The Infinity Clue
- Author: Franklin W. Dixon
- Language: English
- Series: Hardy Boys
- Genre: Detective, mystery
- Publisher: Wanderer Books
- Publication date: 1981
- Publication place: United States
- Media type: Print (paperback)
- Pages: 190 pp (first edition paperback)
- ISBN: 0-671-42342-8 (first edition paperback)
- OCLC: 7572222
- LC Class: PZ7.D644 In
- Preceded by: The Four-headed Dragon
- Followed by: Track of the Zombie

= The Infinity Clue =

1981 book by Franklin W. Dixon

The Infinity Clue is the 70th title in the Hardy Boys series of mystery books for children and teens, published under the pseudonym Franklin W. Dixon. It was published by Wanderer Books in 1981.

==Plot summary==
After a dangerous tour of a nuclear power plant which was struck by an earthquake, Frank, Joe, and Chet travel to Washington, DC. This is after they receive a strange, cryptic letter from their father commanding them to go there and to be aware of Infinity.
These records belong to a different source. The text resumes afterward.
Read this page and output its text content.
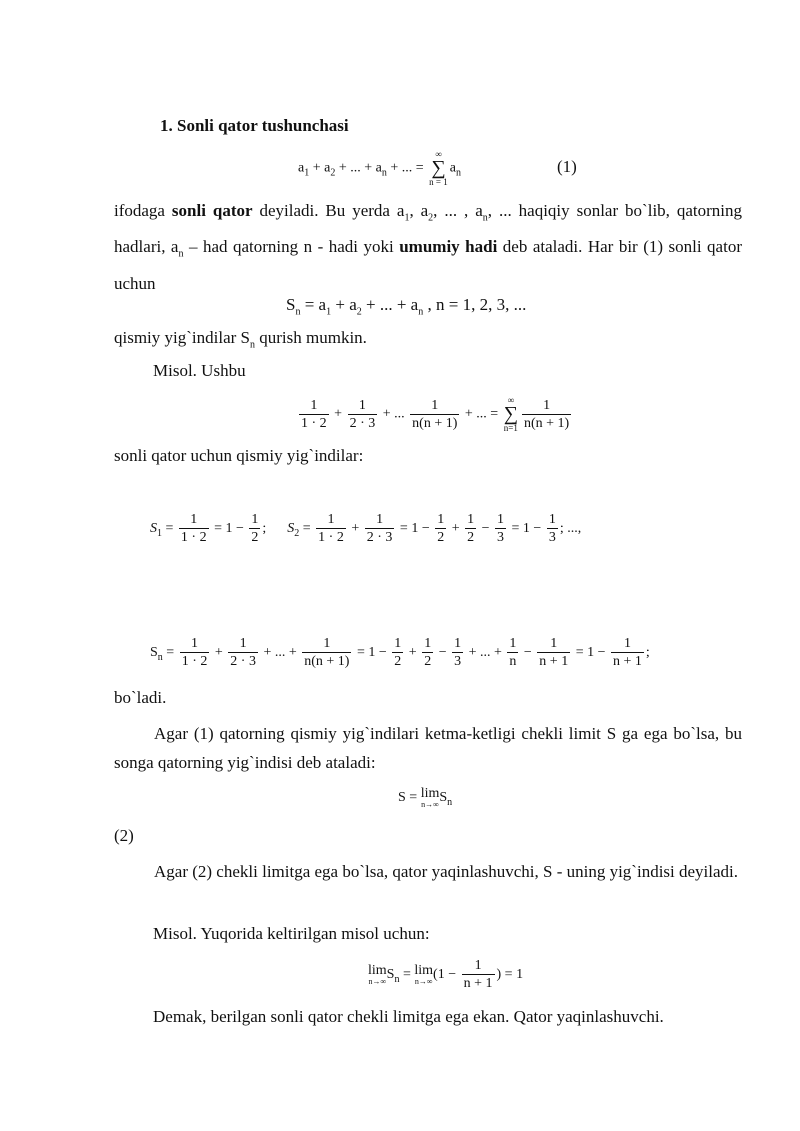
1. Sonli qator tushunchasi
$a_1 + a_2$ + ... + $a_n$ + ... =
∞
∑
n = 1
$a_n$	(1)
ifodaga sonli qator deyiladi. Bu yerda $a_1$, $a_2$, ... , $a_n$, ... haqiqiy sonlar bo`lib, qatorning hadlari, $a_n$ – had qatorning n - hadi yoki umumiy hadi deb ataladi. Har bir (1) sonli qator uchun
$S_n = a_1 + a_2$ + ... + $a_n$ , n = 1, 2, 3, ...
qismiy yig`indilar $S_n$ qurish mumkin.
Misol. Ushbu
$\frac{1}{1 \cdot 2} + \frac{1}{2 \cdot 3}$ + ... $\frac{1}{n(n + 1)}$ + ... =
∞
∑
$n=1 \frac{1}{n(n + 1)}$
sonli qator uchun qismiy yig`indilar:
$S_1 = \frac{1}{1 \cdot 2} = 1 - \frac{1}{2}$ ; $S_2 = \frac{1}{1 \cdot 2} + \frac{1}{2 \cdot 3} = 1 - \frac{1}{2} + \frac{1}{2} - \frac{1}{3} = 1 - \frac{1}{3}$ ; ...,
$S_n = \frac{1}{1 \cdot 2} + \frac{1}{2 \cdot 3}$ + ... + $\frac{1}{n(n + 1)} = 1 - \frac{1}{2} + \frac{1}{2} - \frac{1}{3}$ + ... + $\frac{1}{n} - \frac{1}{n + 1} = 1 - \frac{1}{n + 1}$ ;
bo`ladi.
Agar (1) qatorning qismiy yig`indilari ketma-ketligi chekli limit S ga ega bo`lsa, bu songa qatorning yig`indisi deb ataladi:
S = lim
n→∞ $S_n$
(2)
Agar (2) chekli limitga ega bo`lsa, qator yaqinlashuvchi, S - uning yig`indisi deyiladi.
Misol. Yuqorida keltirilgan misol uchun:
lim
n→∞ $S_n = \lim$
n→∞ ($1 - \frac{1}{n + 1}$ ) = 1
Demak, berilgan sonli qator chekli limitga ega ekan. Qator yaqinlashuvchi.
After they arrive in Washington, DC, they are threatened by a ruthless terrorist who seems to have a hobby with explosives. The Infinity clue seems to turn up everywhere and a supposedly cursed diamond is stolen. The Hardy Boys are suspect of stealing the diamond and take on this new case to try to clear their name. After failure after failure, the Hardy Boys go to a strange drilling site and find the Infinity clue there too. While staying at camp, they witness a boat disguised as carrying oysters passing by. The Hardy Boys witness strange flashes and go to the source to investigate. They find a strange island where the people seem to be living in the 18th century. They then find a supposedly dead man who is the owner of the stolen diamond. Later, they travel to a strange chain of islands and learn of a sinister plot to sabotage nuclear power plants with artificial earthquakes created by miniature nuclear bombs to harm the nuclear power industry and to make oil more popular.